The Hindi Word for Prayer
Shreya Khullar
Iowa City, Iowa, USA
West High School
Poetry
There are no temples where I live
so we rent out a rec center for worship.
I call it “a sort-of church” to my white friends
in second grade, while we’re segregated
based on who has a peanut allergy
and who doesn't. A lump of sweet
butter lodges in my throat when they point
at my turmeric-stained teeth.
I try to remember the sun that blessed
the night of my birth. A contradiction like the Hindu god Shiva. Half-man, half-woman, whole-god. In the kitchen Mama kneads incense into sticky rice balls
shaped like milk-cake clouds. The kind
served at Diwali dinners with
stumbly dancing and hymn.
She grinds ginger for afternoon tea.
Stone hitting root like hands
clapped together in holy song.
She slices oranges into slivers and I suck
the pulp out of my teeth, remembering
what it’s like to be halved, then wholed again.
Rounded out like a nursery rhyme from
underneath cherried lips. Tucked away
behind a goodnight’s kiss and sun-cleaned skin.
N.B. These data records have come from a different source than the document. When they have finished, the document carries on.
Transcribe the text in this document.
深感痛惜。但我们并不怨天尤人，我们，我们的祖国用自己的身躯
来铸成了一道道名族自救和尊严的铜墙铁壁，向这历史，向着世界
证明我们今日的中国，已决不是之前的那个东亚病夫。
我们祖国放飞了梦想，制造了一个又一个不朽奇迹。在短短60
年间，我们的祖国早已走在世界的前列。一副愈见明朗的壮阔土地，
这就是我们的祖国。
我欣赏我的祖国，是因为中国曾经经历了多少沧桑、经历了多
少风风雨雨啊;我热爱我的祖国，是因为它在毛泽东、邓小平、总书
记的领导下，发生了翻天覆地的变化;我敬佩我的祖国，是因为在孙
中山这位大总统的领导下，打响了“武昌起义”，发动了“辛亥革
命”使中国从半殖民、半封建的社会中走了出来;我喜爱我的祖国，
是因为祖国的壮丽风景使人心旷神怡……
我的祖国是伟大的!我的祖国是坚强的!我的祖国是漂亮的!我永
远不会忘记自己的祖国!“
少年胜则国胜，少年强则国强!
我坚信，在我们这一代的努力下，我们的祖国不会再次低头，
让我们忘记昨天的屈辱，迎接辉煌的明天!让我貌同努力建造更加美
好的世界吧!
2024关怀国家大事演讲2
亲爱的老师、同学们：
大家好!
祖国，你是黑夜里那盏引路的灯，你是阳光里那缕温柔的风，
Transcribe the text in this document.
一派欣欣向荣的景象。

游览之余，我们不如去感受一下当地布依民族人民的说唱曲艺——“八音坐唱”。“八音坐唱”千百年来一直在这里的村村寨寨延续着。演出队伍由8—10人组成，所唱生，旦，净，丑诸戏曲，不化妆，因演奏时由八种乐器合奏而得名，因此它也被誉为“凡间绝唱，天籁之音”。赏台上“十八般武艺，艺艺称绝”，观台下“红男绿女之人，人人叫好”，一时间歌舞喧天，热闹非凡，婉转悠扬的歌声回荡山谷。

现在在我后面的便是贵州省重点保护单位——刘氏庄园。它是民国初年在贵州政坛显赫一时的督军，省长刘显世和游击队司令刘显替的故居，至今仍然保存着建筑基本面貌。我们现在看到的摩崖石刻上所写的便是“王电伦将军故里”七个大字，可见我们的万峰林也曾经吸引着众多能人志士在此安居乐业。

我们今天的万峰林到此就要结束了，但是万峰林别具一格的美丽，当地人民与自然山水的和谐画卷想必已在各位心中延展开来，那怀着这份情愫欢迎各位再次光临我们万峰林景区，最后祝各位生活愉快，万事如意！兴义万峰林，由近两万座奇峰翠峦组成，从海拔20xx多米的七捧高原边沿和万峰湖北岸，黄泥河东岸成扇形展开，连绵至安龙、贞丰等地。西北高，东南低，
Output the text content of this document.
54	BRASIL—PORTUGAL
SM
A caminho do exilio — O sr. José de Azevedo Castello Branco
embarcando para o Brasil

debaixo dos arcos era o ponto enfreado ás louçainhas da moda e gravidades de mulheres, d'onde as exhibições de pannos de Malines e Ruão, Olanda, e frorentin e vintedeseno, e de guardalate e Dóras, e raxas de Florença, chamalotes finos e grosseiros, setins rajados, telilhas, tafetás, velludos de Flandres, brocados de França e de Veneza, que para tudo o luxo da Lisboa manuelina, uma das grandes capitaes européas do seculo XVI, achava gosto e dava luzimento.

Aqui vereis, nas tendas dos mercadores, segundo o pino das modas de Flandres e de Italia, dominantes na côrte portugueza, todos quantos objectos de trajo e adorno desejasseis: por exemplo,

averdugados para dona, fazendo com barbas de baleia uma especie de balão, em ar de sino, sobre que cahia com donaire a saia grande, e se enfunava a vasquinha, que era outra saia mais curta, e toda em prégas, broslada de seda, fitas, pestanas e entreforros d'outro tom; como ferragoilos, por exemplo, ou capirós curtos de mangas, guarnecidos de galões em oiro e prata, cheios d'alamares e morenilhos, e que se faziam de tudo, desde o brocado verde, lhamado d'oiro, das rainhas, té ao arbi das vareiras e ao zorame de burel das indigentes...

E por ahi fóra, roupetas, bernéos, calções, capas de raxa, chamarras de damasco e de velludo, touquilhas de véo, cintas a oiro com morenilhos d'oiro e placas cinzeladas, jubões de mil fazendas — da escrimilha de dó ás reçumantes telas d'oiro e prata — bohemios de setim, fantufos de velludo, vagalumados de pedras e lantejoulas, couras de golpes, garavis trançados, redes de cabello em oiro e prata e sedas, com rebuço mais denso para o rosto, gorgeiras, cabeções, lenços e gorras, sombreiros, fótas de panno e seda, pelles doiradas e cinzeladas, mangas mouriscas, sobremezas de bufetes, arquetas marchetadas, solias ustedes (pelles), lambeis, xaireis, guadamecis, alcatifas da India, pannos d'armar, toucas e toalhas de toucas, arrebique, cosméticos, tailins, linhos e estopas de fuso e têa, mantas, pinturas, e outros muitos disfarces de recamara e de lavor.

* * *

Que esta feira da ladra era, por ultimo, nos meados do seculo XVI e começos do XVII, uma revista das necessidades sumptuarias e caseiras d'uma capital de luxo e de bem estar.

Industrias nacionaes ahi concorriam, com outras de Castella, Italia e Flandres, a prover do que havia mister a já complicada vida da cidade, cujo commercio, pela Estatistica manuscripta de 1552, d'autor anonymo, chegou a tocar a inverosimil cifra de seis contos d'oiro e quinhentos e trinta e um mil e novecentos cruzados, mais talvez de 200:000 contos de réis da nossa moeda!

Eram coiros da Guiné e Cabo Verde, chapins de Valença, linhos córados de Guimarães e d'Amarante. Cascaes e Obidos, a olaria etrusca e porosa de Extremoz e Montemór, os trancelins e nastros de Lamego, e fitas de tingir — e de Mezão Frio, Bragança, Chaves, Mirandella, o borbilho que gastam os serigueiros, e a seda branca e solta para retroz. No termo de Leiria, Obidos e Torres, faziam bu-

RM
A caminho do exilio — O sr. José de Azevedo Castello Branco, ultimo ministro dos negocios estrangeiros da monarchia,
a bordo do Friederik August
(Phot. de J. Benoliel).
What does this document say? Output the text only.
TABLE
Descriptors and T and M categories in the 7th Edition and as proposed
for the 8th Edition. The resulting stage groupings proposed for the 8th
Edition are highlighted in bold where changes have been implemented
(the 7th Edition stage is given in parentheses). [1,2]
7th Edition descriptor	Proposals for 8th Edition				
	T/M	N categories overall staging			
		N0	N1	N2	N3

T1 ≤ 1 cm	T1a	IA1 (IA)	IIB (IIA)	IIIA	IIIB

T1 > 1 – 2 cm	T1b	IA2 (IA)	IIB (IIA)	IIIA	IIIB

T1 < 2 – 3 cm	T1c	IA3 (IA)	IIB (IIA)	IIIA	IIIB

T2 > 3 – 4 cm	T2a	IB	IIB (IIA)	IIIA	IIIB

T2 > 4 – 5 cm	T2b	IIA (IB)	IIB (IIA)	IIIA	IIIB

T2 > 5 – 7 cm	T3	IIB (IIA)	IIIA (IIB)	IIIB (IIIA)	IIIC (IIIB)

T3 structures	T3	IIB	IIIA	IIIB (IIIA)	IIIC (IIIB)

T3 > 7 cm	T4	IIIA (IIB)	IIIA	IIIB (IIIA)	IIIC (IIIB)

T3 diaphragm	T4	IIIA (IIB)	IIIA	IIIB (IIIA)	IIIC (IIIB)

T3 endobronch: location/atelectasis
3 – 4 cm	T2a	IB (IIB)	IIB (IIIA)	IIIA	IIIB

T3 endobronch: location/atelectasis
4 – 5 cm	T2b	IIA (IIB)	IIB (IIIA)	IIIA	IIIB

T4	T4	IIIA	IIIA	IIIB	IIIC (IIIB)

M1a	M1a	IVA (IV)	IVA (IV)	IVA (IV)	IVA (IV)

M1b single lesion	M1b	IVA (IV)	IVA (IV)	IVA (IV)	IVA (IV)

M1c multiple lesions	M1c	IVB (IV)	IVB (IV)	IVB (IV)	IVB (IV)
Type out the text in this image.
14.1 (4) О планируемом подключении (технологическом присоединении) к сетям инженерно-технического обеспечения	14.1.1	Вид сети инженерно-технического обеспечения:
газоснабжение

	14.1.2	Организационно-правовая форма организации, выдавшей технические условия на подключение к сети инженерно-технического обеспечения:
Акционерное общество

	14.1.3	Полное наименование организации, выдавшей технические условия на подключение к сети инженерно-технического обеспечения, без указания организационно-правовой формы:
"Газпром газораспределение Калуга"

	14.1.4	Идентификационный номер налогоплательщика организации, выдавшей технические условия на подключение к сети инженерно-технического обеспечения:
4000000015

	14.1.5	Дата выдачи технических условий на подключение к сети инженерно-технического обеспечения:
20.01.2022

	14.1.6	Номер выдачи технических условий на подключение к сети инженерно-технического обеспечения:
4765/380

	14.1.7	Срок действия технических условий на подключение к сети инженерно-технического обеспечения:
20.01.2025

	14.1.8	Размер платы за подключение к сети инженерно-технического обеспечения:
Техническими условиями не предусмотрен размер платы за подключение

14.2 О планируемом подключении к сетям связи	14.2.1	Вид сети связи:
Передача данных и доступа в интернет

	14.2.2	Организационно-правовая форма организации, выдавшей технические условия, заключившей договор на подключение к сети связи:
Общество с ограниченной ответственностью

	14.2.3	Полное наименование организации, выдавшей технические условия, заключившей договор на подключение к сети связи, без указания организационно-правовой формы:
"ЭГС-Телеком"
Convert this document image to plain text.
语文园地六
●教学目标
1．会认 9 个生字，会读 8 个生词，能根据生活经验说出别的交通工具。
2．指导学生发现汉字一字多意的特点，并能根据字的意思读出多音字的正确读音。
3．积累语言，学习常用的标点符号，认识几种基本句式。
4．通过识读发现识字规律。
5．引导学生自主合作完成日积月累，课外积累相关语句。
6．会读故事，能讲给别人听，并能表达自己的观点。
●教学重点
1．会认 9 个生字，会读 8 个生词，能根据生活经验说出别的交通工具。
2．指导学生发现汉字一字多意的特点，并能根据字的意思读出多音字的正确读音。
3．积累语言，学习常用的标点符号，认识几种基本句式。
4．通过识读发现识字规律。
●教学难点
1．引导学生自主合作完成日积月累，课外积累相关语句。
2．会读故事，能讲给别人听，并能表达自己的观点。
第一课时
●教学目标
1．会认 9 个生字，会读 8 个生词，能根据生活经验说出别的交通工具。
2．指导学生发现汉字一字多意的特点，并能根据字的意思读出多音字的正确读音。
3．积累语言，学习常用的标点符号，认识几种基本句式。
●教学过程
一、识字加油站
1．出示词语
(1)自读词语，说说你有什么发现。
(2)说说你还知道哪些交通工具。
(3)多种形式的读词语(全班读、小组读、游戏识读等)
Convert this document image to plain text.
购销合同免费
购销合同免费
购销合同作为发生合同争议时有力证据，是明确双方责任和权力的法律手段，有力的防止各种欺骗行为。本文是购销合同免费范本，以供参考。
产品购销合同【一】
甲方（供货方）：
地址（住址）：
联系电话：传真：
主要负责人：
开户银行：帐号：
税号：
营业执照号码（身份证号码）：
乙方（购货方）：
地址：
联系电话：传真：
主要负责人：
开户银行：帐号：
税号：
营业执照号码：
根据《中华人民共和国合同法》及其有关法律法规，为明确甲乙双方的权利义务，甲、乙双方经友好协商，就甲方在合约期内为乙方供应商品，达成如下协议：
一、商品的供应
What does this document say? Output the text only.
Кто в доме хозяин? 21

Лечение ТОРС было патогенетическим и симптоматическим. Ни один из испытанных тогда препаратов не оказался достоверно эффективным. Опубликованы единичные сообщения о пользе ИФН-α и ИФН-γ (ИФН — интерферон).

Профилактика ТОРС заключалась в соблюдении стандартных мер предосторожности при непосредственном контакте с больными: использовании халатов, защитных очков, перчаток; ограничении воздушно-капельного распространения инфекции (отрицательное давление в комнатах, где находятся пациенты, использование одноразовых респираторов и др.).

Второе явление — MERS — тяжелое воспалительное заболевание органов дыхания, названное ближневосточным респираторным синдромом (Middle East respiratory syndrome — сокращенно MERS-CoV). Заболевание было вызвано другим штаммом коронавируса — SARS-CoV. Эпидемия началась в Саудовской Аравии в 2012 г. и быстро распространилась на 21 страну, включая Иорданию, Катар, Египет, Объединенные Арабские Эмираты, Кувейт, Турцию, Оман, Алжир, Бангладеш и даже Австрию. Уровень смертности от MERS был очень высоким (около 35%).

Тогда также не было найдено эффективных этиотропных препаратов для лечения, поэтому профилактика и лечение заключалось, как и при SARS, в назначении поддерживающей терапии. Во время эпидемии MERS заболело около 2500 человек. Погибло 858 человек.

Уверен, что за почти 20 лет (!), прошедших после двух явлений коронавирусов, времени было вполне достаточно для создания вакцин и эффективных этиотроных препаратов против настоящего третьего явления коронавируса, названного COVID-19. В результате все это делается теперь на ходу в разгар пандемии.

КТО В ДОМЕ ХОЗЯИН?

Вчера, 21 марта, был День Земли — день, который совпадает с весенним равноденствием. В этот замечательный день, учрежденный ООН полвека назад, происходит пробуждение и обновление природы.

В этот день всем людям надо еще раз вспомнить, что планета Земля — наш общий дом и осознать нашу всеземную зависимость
Mama sings my name in the morning
because it is Sanskrit
for auspicious, and I can bless the rain
we wash our vegetables with. I can entice
worship with just three ingredients. Half a
marigold to decorate pleated idols, half a
question from a little second grader:
Is this who taught you to eat real food?
half a poem by a girl tumbling into the womb of Mama’s religion. A blessing calculated as one hundred and fifty percent. In this life, sweet creams and sour curries come at the cost of half a second-grade soul, half a heart of a mother whose baby no longer eats her food,
and half a plate of marigolds for my country's idolatry. So when they ask how my mama can taste the hum of
pulsing earth and drink the sky, I say,
Yes, this is who taught me to eat real food.
EDITORIAL PRAISE
There’s nothing more enticing than a homemade dish, even when it can only be imagined. “The Hindi Word for Prayer” treats cultural food with the reverence of a blessing and respect of a god, drawing the reader in until one can taste holiness.
Shreya Khullar will graduate from Iowa City West High School in 2022. Her work has been previously recognized by the Scholastic Art and Writing Awards and the Princeton Poetry Contest. When not writing, she can be found eating corner brownies or curled up in bed with a tragic historical-romance novel.